1. Who are homecare loan specialists?
Homecare loan specialists are experts in the home health industry, with a vast knowledge of licensing requirements, accreditations, current challenges in the field and more. They also understand the nuances that come with private insurance carriers and Medicare and Medicaid reimbursement.
These experts can help you navigate loan processes, understand your financing options and get your ducks in a row so that when it comes time to sign on the dotted line of your loan agreement, every “i” is dotted and every “t” is crossed.
2. What types of loans are available for homecare businesses?
There are many types of loans available to homecare business owners, each with its own rates, terms and funding. Before settling on a loan type, consider what you plan to use it for, if you need it right away or if it’s there for incidental expenses. Figure 1 details rates, loan terms and how long funding typically takes for each type of loan.
- Traditional Options: Banks, community lenders and credit unions offer traditional financing options like loans and lines of credit. Rates typically start at around 6%.
- Small Business Administration (SBA): SBA loans are small business loans that are backed by the U.S. Small Business Administration, which covers any losses should a borrower fail to repay their loan. They are only issued by participating lenders, but are otherwise very similar to bank loans.
- There are several types of SBA loans: SBA 504 loan, SBA microloan, SBA impact loan and SBA 7(a) loans, a line of multiple loan products. See Figure 2 for more details.
- Line of Credit: A line of credit is a pre-approved amount of funds that a business can access when it needs it. Think of it like a credit card—the funds are there when you need them, but you only have to pay back (and owe interest) on what you use.
- Alternative Agency Loans: Alternative agency loans are non-bank options that offer quick funding and fewer documentation requirements. Rates usually start low, but can go as high as 25%.

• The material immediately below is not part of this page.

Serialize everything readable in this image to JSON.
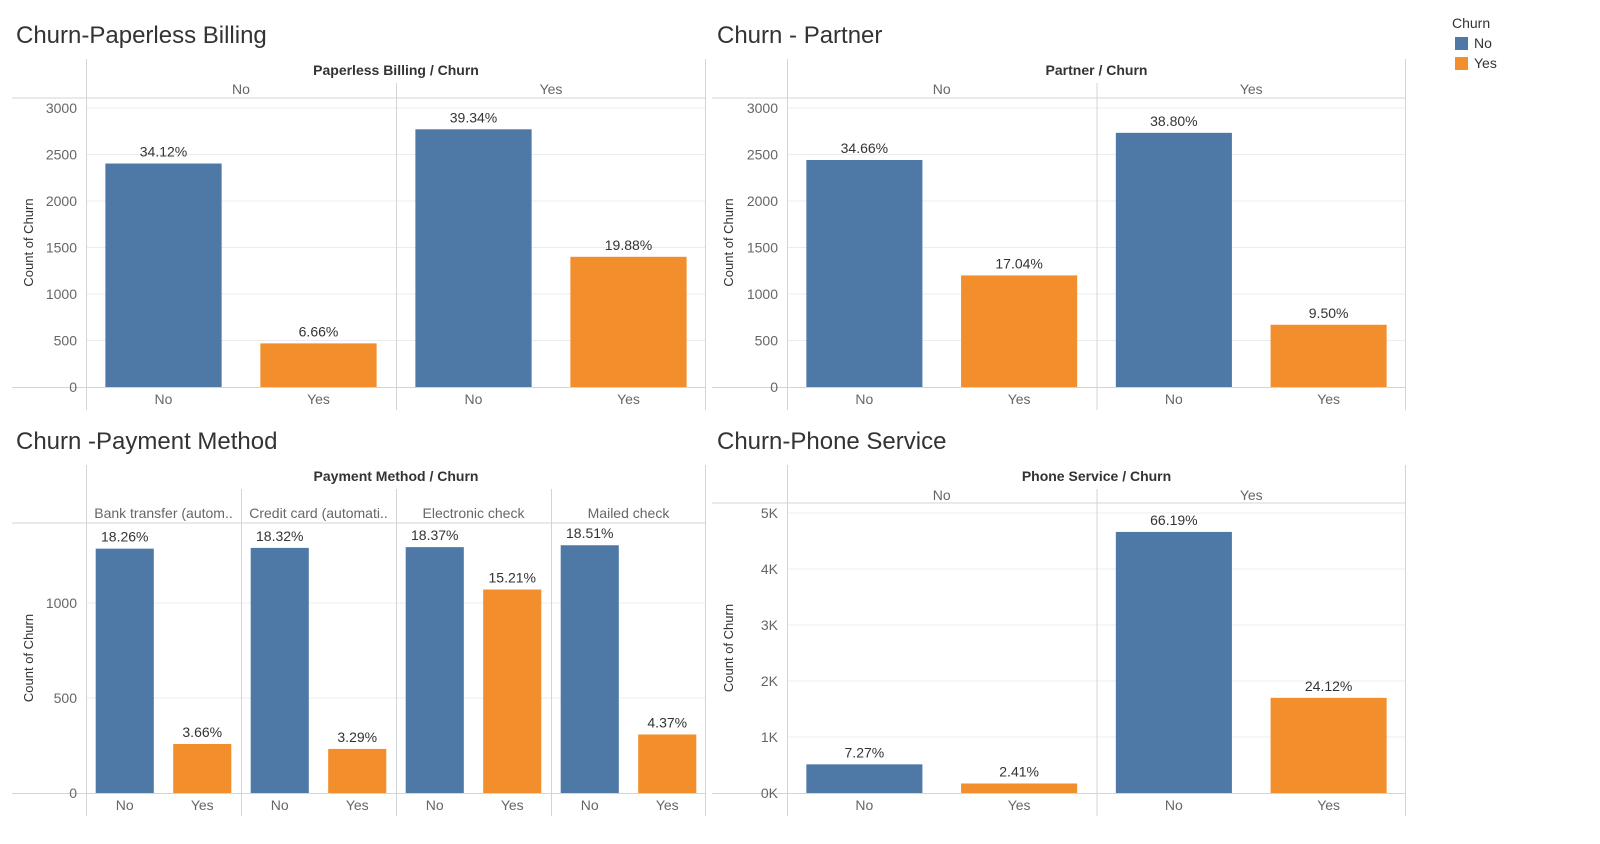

- Cash Advance: A cash advance involves selling a portion of a business’ future revenue in exchange for immediate financing. Repayments are usually made through deductions from a bank account or through credit card processing.
Figure 1. Source: Gud Capital
FIgure 2. Source: CDC Small Business Finance
3. When is it the right time to apply for financing?
“Figuring out the timing for applying for financing is dependent on what you plan to use it for, and when,” said Susan Lamping, vice president of sales for CDC Small Business Finance, a small business lender. “For new businesses, it is smart to apply at least three to four months before you plan to open to give you plenty of time for unforeseen challenges. For working capital or equipment for an existing business, a six- to eight-week lead time should be fine.”
Established businesses have a little more wiggle room, but business owners should still consider any potential changes in revenue, expenses and loan costs. Calculate projected income and existing debts—and be conservative. After all, you are the one who will be paying back the loan.
4. Where should you apply for a homecare loan?
Whether yours is an established business or you are just getting started, it is wise to consult a financial adviser to learn more about your financing options and what is best for your business needs. Established businesses typically have existing relationships with lenders, and that is a good place to start—they have the tools and expertise to point you in the right direction.
At some financing companies, loan applicants and current borrowers can meet with small business advisors to provide support on everything from credit repair to financial reporting to business strategy.
5. How do I apply for a loan?
Applying for a business loan or line of credit is much like applying for a mortgage for a new home, with similar steps needed.
- Choose a lender and get pre-qualified so you know how much capital you have to work with. This usually takes a few days.
- Work with your lender to discuss your business and secure approval. It could take several weeks to gather and submit all of the appropriate paperwork.
- After everything is submitted and you have signed on the dotted line, you are approved!
To Sum Up
Current and prospective home health business owners would be wise to consult a health care loan specialist to explore their options. Research different types of loans and financing avenues to determine which is best for your needs, whether you have a new business or are expanding an existing one. Give yourself plenty of time to apply for financing and think about how you need to use the funds—and when. That will help inform your decision making.